All things considered, the rebellion did remarkably well. Spartacus and his 70 men first fled towards Mount Vesuvius, following a trajectory similar to what I’ll be following over the next couple days. In the months that followed, they veered towards the southeast, first towards Brindisi (was Spartacus hoping to make his way back towards Thrace?) and then to Matera–almost following my spring walk in reverse. While they enjoyed some military successes, including an improvised first conflict using little more than farming implements, the Romans finally mounted a serious response. Two years after their initial escape, in 71 BC, Spartacus and his men were routed near Petelia in Calabria.
Nobody can argue with the dramatic nature of the climactic scene in Kubrick’s representation of Spartacus’s story, in which the captured soldiers are all asked to single out their leader, resulting in one after another declaring that “I am Spartacus!” If the drama is undeniable, though, the truth of it can certainly be called into question. Almost certainly, Spartacus was killed in battle, having put forth a heroic effort before finally falling in the field. The outcome was much worse for his men, many of whom were crucified along the Via Appia, on the section of the road I’ve just walked between Rome and Capua. A small number evaded capture for a time, but over the next decade it seems like even they were rounded up and met a similarly grisly end.
By contrast, I completed my walk on time. Perhaps this was not the best parallel to draw.

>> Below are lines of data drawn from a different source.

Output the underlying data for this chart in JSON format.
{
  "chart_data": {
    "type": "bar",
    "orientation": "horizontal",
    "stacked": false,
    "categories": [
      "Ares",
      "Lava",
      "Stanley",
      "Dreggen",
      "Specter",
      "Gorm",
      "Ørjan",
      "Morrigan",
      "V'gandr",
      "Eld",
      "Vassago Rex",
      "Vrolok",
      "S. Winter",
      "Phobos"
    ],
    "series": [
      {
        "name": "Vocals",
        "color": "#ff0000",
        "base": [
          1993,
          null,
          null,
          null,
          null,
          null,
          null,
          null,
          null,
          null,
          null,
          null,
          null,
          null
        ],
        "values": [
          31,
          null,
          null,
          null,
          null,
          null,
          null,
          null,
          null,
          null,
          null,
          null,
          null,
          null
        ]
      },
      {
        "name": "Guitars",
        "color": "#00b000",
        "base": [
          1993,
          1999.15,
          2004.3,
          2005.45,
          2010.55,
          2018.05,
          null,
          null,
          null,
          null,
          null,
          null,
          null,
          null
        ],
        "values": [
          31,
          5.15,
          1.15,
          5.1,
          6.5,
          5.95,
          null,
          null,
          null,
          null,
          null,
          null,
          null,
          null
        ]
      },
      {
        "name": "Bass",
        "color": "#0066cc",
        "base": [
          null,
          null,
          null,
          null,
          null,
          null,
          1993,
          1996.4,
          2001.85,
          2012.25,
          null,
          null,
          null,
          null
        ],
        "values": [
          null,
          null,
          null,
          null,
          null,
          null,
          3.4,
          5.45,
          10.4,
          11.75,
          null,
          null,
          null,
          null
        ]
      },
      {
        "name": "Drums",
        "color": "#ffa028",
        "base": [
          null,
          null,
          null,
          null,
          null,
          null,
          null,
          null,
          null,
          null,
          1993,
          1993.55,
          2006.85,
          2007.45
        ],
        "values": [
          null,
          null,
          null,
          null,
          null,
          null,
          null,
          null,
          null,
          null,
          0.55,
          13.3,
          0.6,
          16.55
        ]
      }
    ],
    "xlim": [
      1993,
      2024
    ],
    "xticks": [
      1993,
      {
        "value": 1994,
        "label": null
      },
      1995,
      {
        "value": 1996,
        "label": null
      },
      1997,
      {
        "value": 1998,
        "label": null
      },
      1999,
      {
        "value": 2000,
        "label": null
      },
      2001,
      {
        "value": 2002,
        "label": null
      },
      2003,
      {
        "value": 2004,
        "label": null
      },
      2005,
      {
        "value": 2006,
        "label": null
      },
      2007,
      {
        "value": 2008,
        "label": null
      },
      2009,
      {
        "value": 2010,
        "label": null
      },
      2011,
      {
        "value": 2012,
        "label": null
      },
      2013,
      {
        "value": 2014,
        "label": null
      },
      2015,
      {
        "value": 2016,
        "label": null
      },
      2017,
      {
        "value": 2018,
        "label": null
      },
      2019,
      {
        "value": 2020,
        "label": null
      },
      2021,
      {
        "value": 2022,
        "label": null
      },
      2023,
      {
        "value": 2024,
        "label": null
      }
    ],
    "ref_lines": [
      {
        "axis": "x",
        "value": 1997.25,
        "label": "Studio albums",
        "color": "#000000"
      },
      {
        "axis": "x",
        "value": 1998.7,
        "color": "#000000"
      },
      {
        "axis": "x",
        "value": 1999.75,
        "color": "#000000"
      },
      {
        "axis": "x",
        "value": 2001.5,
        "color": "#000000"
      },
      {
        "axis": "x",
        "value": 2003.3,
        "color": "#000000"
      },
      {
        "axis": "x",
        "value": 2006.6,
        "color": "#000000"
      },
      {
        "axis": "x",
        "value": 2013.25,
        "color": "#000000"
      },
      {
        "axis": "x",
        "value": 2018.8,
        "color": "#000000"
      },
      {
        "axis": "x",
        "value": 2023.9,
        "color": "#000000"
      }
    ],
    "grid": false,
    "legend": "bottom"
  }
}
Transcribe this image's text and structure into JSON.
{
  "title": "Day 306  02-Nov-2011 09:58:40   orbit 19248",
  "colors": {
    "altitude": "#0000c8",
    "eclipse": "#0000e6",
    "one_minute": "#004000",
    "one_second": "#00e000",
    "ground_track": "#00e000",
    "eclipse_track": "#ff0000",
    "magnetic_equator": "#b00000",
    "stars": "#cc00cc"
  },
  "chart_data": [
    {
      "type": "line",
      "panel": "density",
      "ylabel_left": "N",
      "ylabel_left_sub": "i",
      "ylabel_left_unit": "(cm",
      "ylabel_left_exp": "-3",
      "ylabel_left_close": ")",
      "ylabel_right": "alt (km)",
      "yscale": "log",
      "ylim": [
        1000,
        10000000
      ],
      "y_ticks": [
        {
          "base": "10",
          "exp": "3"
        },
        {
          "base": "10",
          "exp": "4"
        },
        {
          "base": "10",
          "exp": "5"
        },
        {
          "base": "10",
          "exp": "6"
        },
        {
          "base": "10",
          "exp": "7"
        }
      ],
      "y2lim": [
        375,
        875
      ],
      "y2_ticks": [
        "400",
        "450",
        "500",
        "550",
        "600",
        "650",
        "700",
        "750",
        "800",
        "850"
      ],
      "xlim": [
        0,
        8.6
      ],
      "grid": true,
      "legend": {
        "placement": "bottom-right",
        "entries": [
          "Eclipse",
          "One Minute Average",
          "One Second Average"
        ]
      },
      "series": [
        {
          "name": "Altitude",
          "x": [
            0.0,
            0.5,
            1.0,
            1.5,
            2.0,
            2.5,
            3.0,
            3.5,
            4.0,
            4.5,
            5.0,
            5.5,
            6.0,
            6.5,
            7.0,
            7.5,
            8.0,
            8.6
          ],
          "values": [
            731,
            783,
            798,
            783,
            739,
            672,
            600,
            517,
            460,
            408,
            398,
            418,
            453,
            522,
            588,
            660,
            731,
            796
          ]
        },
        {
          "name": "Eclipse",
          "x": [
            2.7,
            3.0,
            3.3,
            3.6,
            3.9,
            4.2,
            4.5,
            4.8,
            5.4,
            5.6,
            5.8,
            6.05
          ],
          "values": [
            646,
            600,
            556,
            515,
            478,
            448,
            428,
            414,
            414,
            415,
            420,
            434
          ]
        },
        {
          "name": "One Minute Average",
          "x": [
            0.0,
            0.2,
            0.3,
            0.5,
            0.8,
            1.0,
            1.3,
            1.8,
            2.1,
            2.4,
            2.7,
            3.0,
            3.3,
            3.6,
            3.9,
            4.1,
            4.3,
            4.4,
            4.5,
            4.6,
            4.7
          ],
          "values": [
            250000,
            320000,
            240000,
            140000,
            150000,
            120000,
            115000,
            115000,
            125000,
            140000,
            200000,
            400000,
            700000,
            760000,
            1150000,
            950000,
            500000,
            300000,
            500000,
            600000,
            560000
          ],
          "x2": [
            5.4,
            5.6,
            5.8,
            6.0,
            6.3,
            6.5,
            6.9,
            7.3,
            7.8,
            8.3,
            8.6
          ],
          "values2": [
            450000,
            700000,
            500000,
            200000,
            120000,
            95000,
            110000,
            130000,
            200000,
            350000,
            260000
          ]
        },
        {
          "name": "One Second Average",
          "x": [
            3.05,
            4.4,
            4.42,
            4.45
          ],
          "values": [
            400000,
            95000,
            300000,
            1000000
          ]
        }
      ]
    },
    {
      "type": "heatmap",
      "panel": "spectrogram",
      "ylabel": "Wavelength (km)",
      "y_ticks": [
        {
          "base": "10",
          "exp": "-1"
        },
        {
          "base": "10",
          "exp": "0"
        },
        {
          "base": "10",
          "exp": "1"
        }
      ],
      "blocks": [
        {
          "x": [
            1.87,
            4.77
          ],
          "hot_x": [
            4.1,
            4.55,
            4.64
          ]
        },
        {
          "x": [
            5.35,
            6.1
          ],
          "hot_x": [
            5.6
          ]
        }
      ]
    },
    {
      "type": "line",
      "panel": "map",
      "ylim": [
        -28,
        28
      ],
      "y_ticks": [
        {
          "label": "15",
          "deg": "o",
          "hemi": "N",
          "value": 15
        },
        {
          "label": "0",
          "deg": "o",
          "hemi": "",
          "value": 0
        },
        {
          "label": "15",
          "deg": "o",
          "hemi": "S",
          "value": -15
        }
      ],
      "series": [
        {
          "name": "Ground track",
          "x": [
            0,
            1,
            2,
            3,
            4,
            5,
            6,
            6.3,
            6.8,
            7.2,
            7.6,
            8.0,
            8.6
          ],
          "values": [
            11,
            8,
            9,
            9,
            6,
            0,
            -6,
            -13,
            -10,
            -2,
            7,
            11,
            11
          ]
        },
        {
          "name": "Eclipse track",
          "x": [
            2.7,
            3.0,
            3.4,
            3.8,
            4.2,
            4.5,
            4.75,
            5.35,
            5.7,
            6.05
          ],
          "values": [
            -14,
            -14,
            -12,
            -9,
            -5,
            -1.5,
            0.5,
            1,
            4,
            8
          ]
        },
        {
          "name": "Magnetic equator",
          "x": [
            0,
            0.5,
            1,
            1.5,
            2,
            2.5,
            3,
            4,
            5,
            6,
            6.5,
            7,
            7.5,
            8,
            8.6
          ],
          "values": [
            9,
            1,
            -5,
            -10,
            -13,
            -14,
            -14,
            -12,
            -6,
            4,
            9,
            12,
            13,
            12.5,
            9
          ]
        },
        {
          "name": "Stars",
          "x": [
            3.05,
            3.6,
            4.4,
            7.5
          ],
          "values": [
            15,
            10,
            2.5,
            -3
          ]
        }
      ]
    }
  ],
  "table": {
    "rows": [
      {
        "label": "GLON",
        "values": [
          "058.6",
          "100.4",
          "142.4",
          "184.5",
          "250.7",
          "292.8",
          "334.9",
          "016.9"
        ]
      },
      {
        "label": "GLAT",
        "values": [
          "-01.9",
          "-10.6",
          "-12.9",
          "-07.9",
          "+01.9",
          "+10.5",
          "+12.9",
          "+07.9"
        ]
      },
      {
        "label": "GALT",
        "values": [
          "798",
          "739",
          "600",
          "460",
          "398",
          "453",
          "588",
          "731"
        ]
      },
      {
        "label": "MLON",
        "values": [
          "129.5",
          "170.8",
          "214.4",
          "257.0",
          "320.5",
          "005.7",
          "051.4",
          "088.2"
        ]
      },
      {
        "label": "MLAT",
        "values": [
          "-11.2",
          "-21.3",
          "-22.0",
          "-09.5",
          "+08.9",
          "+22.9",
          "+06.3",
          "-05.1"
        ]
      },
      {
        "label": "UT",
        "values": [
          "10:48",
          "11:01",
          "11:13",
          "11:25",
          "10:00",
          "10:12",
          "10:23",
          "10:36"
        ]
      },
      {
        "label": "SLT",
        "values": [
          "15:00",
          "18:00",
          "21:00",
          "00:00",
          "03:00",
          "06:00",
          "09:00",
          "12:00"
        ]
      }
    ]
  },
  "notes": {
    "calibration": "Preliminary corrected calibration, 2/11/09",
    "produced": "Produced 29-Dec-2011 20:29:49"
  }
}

It’s a little deflating to read the actual history of Spartacus. Historical legend is delightful; it embeds just enough of the verifiable facts within a comforting, uplifting narrative that it’s difficult to relinquish, even in the face of conflicting evidence. Who wouldn’t want to see a story of solidarity, of holding together in the face of oppression, of defying an authoritarian ruler right now? After seeing how the rebellion collapsed, it’s easy to view it as a disaster, a waste of all those lives. Better, it seems, to patiently endure, no matter how bleak the circumstances, than to careen headfirst into a blender.
Hard as they were, though, would Spartacus and his fellow enslaved men give back those two years of freedom? And in those final moments, even as they were tortured on the cross, struggling to breathe, did they really have any regrets? Or were they, perhaps, more content to die on their own terms, having fought for themselves and each other right down to the bitter end?